The State-owned Assets Supervision and Administration Commission's statement seems to be sounding the clarion call for accelerated integration of central automobile enterprises. In February this year, Changan Automobile and Dongfeng Group Co., Ltd. simultaneously announced that their parent companies were planning reorganizations with other state-owned central enterprises, sparking speculation about a merger and reorganization between the two. At the 2024 performance communication meeting of listed automakers in late March, Dongfeng Group Co., Ltd.'s management stated, "The integration between the company and Changan is currently underway, and the controlling shareholder is planning a reorganization of the automotive sector under Changan." Data shows that in 2024, these two automakers' sales volumes reached 2.48 million and 2.68 million vehicles, respectively. If they merge, a vehicle giant with an annual sales volume of over 5 million vehicles will be born, surpassing BYD to rank first in China and fifth globally. At the beginning of 2025, events like the strategic reorganization of Dongfeng and Changan, the integration of Geely's Zeekr and Lynk & Co., and the cross-border alliance between GAC and Huawei marked a shift from "going it alone" to a stage of deep integration through "horizontal and vertical alliances." In fact, international automotive enterprises' reorganizations are not uncommon. The development histories of international giants like Volkswagen, the Stellantis Group, and the Renault-Nissan Alliance have all been strengthened through frequent mergers and acquisitions.

"The sales volumes of major groups are diverging, and competition is intensifying during this round of electrification and intelligent transformation," said Deng Chenghao, Vice President of Changan Automobile and CEO of Deep Blue Automobile, at the China EV100 Forum (2025). In the market reshaping process, many brands will disappear, and the number of remaining automotive brands may not exceed 20.

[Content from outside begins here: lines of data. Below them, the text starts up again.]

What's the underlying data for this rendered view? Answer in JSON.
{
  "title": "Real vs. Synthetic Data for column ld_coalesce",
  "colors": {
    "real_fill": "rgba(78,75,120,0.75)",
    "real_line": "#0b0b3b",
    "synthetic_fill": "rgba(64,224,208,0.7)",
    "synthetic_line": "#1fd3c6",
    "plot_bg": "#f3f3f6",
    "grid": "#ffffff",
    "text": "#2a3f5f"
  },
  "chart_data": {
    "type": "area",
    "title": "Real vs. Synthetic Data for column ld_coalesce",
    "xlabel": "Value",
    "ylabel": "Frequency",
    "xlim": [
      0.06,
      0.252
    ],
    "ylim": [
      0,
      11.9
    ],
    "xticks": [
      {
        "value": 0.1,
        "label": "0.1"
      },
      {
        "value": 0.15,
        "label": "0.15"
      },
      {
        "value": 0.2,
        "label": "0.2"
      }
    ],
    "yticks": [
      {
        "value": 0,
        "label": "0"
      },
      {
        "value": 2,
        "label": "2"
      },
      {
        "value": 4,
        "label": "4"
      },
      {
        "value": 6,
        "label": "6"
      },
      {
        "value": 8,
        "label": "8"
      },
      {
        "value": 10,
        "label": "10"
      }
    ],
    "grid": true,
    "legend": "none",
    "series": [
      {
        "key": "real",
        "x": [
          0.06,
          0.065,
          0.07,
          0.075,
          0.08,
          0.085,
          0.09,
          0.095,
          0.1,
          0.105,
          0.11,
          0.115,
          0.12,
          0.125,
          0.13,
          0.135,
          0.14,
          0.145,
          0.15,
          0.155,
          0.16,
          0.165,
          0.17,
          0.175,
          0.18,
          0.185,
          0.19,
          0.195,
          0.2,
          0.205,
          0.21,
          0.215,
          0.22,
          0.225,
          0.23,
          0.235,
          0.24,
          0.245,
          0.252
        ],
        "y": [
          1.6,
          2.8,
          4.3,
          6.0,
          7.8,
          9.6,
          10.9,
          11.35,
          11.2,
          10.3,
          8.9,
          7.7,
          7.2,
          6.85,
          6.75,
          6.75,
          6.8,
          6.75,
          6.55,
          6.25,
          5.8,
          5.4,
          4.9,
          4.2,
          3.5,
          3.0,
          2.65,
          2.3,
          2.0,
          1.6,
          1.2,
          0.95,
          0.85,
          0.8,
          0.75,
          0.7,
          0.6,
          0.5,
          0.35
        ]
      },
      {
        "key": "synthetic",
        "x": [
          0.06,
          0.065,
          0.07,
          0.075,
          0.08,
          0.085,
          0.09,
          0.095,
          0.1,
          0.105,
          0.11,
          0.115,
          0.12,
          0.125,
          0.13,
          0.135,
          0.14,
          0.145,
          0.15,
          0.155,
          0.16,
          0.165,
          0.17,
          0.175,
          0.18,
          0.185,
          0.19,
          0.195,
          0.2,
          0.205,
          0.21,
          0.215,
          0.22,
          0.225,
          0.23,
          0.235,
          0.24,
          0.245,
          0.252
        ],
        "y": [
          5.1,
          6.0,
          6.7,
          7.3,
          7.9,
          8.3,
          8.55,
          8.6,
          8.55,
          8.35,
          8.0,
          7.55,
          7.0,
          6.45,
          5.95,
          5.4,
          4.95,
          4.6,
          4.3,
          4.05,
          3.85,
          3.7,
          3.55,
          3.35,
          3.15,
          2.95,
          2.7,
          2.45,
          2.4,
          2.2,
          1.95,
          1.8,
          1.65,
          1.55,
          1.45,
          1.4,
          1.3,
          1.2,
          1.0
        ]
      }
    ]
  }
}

"We predict that in the future, there may not be an exceptionally large number of automakers, but there will also not be a very small number of brands, not just two or three," Zhang Yun, Global CEO of RDI Strategy Consulting, told ECNS. Chinese automakers need to prioritize innovation in their development, not attracting consumers through price advantages, but continuously building technological and brand advantages, eventually transitioning from "selling products" to "selling brands." As the automotive industry rapidly evolves, the glory created by gasoline vehicles in the past is quickly fading in the rearview mirror. This industrial revolution marks not only the end of an old era but also the beginning of a new one. The painful transformation of traditional automakers has given rise to a global voice in intelligent electric technology. The new era belongs to pioneers who dare to bid farewell to the old order and frontrunners who define the future with innovation.